The forecast results provided by models at coastal areas have to be provided to the stakeholders as swiftly as possible to give them leeway with regard to action management (She et al., 2016). Fortunately, advances in technology and computing power over the past few decades have significantly improved the quality of these steps (Pinardi and Woods, 2002). Data can now be analysed faster, and models can produce reliable results quicker. Moreover, databases have become more accessible, offering high-quality hindcast and forecast data daily. This availability allows for the creation of local systems based on these datasets, focusing only on specific local areas. Modern operational services used to forecast coastal-area hazards no longer rely on a single model or a few variables (Mateus et al., 2012); they utilise a combination of data from specialised models to address different issues, such as storm surges, currents, water levels, waves, winds, flooding, and erosion. These problems are solved using various meteorologic, hydrodynamic, and morphodynamic models, which help reduce computational time and resources (Wilkin et al., 2017; Bogden et al., 2006). This approach also facilitates data collection from servers and the integration of models into a coherent system. Despite these advancements, EWSs that forecast coastal flooding still face challenges, such as computational time and the correct calculation of physical hydrodynamic and morphodynamic processes, as noted by Basher (2006). To address them, common solutions include utilising high-performance-computing (HPC) environments, simplifying and reducing the resolution of the model grids, pre-calculating flooding scenarios, and depending on expert judgement instead of strict metrics.
The proposed operational service in this work, created to forecast flooding impacts, is designed to deliver forecasts to end-users with sufficient lead time to act, featuring a solution that does not require a complex HPC environment. The EWS's most important feature is this rapidness in obtaining practical results, and so the whole strategy must be built around the ability to provide hazard alerts in advance (Quansah et al., 2010; Kelman and Glantz, 2014). Computational and hardware limitations force institutions to develop pre-operational chains that do not become fully operational and only prove to be effective for specific cases. The strategy developed in this contribution does not compromise the resolution of the model as it utilises hydrodynamic information from CMEMS products (https://marine.copernicus.eu/, last access: 26 June 2024).
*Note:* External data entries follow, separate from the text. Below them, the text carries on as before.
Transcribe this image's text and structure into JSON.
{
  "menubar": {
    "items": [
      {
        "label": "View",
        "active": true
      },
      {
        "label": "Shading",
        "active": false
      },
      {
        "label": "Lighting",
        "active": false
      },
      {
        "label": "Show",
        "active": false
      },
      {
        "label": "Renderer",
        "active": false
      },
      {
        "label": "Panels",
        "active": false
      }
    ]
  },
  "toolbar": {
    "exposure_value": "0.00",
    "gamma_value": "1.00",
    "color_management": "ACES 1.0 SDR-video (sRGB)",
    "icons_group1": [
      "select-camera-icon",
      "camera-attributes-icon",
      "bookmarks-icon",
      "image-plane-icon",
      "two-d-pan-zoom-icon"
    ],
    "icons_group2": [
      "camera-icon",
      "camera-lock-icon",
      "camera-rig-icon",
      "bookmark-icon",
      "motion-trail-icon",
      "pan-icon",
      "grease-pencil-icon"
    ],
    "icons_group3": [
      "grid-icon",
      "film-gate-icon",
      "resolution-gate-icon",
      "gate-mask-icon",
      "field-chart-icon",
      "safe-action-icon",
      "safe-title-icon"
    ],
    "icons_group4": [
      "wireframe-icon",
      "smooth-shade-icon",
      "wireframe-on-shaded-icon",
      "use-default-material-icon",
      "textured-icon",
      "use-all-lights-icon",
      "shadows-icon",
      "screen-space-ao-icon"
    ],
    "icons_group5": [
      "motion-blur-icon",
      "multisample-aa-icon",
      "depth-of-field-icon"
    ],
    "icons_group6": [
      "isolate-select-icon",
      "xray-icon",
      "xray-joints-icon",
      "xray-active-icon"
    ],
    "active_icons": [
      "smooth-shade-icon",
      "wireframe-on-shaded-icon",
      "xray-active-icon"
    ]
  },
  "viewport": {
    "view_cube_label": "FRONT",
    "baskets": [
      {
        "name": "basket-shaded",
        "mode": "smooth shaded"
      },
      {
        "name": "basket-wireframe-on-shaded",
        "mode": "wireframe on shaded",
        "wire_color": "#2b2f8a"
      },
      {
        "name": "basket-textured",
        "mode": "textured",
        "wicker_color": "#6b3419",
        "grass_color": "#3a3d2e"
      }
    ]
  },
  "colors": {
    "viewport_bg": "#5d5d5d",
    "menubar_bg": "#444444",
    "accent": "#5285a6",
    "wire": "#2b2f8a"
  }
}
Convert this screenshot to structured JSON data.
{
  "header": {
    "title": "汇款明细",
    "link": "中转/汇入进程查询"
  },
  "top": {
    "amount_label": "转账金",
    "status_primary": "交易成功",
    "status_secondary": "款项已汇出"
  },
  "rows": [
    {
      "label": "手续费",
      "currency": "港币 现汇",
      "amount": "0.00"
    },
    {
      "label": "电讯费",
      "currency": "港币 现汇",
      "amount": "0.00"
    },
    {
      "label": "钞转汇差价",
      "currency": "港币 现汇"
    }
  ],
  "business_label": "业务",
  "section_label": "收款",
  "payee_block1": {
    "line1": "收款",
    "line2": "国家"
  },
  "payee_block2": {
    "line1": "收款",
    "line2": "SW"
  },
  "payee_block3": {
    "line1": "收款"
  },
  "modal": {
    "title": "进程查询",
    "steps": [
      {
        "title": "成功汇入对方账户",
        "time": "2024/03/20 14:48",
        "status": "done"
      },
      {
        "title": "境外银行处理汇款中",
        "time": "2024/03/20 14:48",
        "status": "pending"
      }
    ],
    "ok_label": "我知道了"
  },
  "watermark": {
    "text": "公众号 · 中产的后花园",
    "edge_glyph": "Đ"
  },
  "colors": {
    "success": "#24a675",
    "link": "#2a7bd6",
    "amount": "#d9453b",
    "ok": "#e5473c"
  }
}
These data are automatically collected from servers and are employed to focus the study on a local area using a coastal hydro-morphodynamic model. This methodology provides end-users, such as local government authorities and those responsible for beach safety, with forecasting outcomes and relevant information about the study area, including warning alerts, to help them with the decision-making regarding potential hazards.
Thus, the objective of this study is to present the architecture of a high-resolution operational service designed to estimate coastal flooding and to provide timely results, enabling stakeholders to take action, all while being implementable on a standard desktop computer. To analyse and validate the effectiveness of this system, we have applied it to three urban beaches in Barcelona (NW Mediterranean Sea). These beaches were chosen due to the availability of hydro-topographic data and a videometry system, which facilitated the validation of the operational service.
This paper is structured as follows: Sect. 2 outlines the materials and methods used, including the description of the studied area used for developing the operational tool, an explanation of the system architecture, and with the strategy followed to calibrate and validate the models using a field campaign and cameras. Section 3 shows the results of the calibration and validation exercises in terms of hydrodynamics and flooding. Section 4 presents a discussion of the main characteristics of the system compared with other approaches, as well as the limitation of the strategy itself, the model capability, and the possibilities of tuning and making improvements to the strategy. Finally, Sect. 5 summarises the conclusions of the study.
2.1 Study area
This study focuses on three urban sandy beaches that are fully integrated into the city of Barcelona on the northeastern coast of Spain (NW Mediterranean). From south to north, they are named Sant Sebastià, Sant Miquel, and Barceloneta (Fig. 1). The area has a total length of approximately 1.5 km and a mean width of 45 m, with a median grain size of about 0.88 mm (CIIRC, 2010). The beaches are among the most visited in the region. The coast, oriented at 20° relative to the north, is fully exposed to storms. The highest-intensity events, mainly occurring from October to April, are from the eastern and northeastern directions and can cause severe damage to the existing infrastructures (Ribas et al., 2010).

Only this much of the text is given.